In 2024, Mayor Gale Katchur made headlines when she advocated for the killing of feral cats at a televised committee meeting. She claimed that in the past, farmers in Fort Saskatchewan would "drown cats in the river" or "burn them on exhaust pipes". She later apologized.

== Education ==
Fort Saskatchewan has no post-secondary schools that are open to the public, but its corrections centre partners with NorQuest College to provide academic upgrading, personal development courses, and employment training courses to inmates. Most residents of Fort Saskatchewan commute or move to Edmonton to attend post-secondary classes at the University of Alberta, MacEwan University, or NAIT.

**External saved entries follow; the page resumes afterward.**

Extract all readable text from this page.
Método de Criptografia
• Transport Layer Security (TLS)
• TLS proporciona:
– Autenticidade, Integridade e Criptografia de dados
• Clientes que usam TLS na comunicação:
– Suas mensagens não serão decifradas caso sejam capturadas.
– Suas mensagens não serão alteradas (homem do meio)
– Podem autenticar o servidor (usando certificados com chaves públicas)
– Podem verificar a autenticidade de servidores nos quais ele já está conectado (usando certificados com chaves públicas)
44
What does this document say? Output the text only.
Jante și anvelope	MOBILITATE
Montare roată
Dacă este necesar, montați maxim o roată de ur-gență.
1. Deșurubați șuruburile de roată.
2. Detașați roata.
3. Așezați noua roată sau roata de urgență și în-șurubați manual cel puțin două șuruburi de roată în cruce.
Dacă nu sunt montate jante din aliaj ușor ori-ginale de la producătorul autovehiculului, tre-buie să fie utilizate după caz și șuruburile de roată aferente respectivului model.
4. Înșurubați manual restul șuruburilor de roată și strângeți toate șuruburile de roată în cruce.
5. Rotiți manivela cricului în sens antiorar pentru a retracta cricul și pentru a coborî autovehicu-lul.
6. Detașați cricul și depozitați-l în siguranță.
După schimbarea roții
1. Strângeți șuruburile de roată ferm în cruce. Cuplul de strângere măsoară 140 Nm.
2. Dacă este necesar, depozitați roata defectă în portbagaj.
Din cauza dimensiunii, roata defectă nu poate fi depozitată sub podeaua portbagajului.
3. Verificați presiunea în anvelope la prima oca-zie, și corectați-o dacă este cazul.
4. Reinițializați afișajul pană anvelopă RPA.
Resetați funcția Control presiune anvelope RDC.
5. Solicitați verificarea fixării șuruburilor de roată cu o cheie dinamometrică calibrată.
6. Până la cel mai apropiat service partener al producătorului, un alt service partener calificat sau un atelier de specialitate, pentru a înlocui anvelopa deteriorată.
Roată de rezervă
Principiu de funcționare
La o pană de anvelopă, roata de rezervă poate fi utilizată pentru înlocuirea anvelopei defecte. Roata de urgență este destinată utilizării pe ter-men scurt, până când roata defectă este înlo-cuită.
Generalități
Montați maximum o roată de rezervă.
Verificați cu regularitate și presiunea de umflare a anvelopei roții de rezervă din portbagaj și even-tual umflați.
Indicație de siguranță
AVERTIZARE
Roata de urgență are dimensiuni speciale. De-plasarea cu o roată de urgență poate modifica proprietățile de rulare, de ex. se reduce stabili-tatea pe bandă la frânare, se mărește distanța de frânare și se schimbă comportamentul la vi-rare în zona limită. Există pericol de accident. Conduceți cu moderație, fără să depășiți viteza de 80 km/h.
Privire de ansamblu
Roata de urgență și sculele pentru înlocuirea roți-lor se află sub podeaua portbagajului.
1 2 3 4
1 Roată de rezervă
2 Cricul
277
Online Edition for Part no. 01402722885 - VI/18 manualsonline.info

Fort Saskatchewan's schools are governed by two different school boards – Elk Island Public Schools and Elk Island Catholic Schools. Both school boards have their head offices located in Sherwood Park. Fort Saskatchewan's elected trustees on the EIPS board are Heather Wall and Harvey Stadnick. Al Stewart is the lone Fort Saskatchewan trustee on the EICS board.

== Media ==

Fort Saskatchewan has two local newspapers. The Fort Saskatchewan Record (The Fort Record) is a weekly home-delivered newspaper published on Thursdays. It took over the offices and plant of The Conservator, the previous weekly newspaper, and was first published on April 5, 1922. The Sturgeon Creek Post, established in 1996, is a weekly newspaper published on Wednesdays that is available at local businesses and newsstands. The Edmonton Journal and the Edmonton Sun are also distributed in the community.

Fort Saskatchewan has one local radio station that broadcasts live. It is branded Mix 107.9 FM, and owned by Kenner Media Ltd. Fort Saskatchewan had an internet radio station named FortRadio.com, which came online in November 2010.